Les oies françaises


Tous ces textes sont extraits des ouvrages avicoles

L'oie d'Alsace
Son origine se situe dans les petites vallées de la basse Alsace : Zorn, Bruche, Sauer, Moder, ainsi que dans la plaine du Ried. C'est une petite oie, surtout créée pour l'obtention de foie d'oie le plus gros possible après gavage.
Les éleveurs doivent rechercher et sélectionner les su jets assez bas sur pattes et au corps aussi large que possible permettant un bon développement des organes intérieurs, notamment du foie. Les oeufs à couver pèsent 120 g environ. Mâle et femelle ont la même masse : de 4 à 4,5 kg.
Diverses variétés sont reconnues : grise, blanche (voir photo ci-contre), gris et blanc, tacheté gris et blanc.

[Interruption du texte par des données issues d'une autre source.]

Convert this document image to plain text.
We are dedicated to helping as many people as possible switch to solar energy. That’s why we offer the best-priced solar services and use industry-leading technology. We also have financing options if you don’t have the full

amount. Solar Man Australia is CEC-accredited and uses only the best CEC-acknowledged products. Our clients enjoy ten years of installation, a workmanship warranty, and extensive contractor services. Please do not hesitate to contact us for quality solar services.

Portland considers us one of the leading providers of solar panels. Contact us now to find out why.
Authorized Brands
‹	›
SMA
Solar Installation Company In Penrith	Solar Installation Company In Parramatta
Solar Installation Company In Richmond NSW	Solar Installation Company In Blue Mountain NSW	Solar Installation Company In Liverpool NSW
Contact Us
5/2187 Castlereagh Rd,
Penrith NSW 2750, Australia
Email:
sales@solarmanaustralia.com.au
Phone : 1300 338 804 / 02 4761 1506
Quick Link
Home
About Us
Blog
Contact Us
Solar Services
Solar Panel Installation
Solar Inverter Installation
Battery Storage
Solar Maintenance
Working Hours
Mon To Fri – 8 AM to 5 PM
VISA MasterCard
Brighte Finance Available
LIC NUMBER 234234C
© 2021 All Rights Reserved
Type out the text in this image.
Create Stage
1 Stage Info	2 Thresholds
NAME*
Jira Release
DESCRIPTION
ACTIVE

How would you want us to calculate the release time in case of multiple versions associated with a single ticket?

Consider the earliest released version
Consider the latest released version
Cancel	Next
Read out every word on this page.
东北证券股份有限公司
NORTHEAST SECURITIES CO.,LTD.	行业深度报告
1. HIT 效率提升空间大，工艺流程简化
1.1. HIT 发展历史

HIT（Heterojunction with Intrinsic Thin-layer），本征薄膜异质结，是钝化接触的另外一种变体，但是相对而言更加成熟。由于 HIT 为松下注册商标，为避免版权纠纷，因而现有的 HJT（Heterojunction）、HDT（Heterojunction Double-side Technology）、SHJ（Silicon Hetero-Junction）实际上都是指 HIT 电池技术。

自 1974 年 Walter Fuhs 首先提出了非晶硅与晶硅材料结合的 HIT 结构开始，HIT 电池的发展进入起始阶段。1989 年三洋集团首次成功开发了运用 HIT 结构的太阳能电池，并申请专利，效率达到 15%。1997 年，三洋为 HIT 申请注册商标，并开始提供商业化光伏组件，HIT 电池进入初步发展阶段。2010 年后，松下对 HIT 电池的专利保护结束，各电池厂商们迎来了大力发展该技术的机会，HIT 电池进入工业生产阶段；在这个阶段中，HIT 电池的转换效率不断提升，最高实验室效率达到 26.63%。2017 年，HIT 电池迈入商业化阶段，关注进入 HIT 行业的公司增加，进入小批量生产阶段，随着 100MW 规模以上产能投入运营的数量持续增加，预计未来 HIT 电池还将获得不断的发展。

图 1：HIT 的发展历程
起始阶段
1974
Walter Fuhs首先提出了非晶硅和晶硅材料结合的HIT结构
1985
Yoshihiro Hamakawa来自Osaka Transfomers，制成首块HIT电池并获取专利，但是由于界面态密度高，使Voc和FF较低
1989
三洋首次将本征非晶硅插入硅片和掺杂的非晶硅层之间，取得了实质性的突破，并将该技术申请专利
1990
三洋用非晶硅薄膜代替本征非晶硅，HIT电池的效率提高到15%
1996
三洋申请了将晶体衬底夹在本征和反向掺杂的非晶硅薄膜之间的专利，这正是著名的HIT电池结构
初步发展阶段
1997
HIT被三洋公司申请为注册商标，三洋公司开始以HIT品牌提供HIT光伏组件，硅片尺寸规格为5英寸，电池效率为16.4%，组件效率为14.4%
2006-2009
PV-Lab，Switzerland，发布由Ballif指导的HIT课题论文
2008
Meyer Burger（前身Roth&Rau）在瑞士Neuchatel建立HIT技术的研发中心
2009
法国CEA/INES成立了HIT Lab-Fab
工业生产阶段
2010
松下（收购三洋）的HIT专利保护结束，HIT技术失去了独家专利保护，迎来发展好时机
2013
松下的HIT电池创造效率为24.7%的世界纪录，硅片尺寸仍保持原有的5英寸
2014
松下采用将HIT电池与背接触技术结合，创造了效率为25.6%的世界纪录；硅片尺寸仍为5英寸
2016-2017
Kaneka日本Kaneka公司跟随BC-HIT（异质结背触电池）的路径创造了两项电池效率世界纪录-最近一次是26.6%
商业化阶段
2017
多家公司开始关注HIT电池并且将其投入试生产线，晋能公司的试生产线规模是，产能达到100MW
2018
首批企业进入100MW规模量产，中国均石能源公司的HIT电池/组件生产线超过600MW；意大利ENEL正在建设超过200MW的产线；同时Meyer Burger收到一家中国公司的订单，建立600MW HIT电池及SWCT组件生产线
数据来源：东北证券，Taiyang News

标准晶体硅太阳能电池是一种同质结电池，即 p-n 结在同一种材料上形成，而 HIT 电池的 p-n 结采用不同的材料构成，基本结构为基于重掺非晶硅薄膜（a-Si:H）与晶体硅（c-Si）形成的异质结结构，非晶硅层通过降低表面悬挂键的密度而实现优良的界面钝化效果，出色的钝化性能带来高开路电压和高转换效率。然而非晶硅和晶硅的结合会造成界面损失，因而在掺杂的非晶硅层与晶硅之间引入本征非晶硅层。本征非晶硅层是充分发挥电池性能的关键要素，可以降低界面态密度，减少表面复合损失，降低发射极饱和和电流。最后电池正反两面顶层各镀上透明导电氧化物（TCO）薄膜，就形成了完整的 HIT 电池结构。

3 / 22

L'oie Blanche du Bourbonnais
Comme son nom l'indique, elle est originaire du Bourbonnais, qui se trouve dans la région de l'Allier, avec Moulins pour centre. C'est une oie de bonne taille puisque le jars pèse de 9 à 10 kg et l'oie de 7 à 8 kg. Elle est rustique, précoce et assez prolifique, active, massive, trapue mais sans lourdeur ; elle possède une légère panouille. Pondeuse correcte, l'oie couve bien si on lui laisse les oeufs. Ces derniers ont une coquille blanche et pèsent 160 g. Cette race est surtout destinée à fournir des sujets à rôtir de bonne taille, mais on peut l'engraisser avec profit. Une seule variété est reconnue : la blanche, au bec rouge orangé tirant parfois sur le rose orangé.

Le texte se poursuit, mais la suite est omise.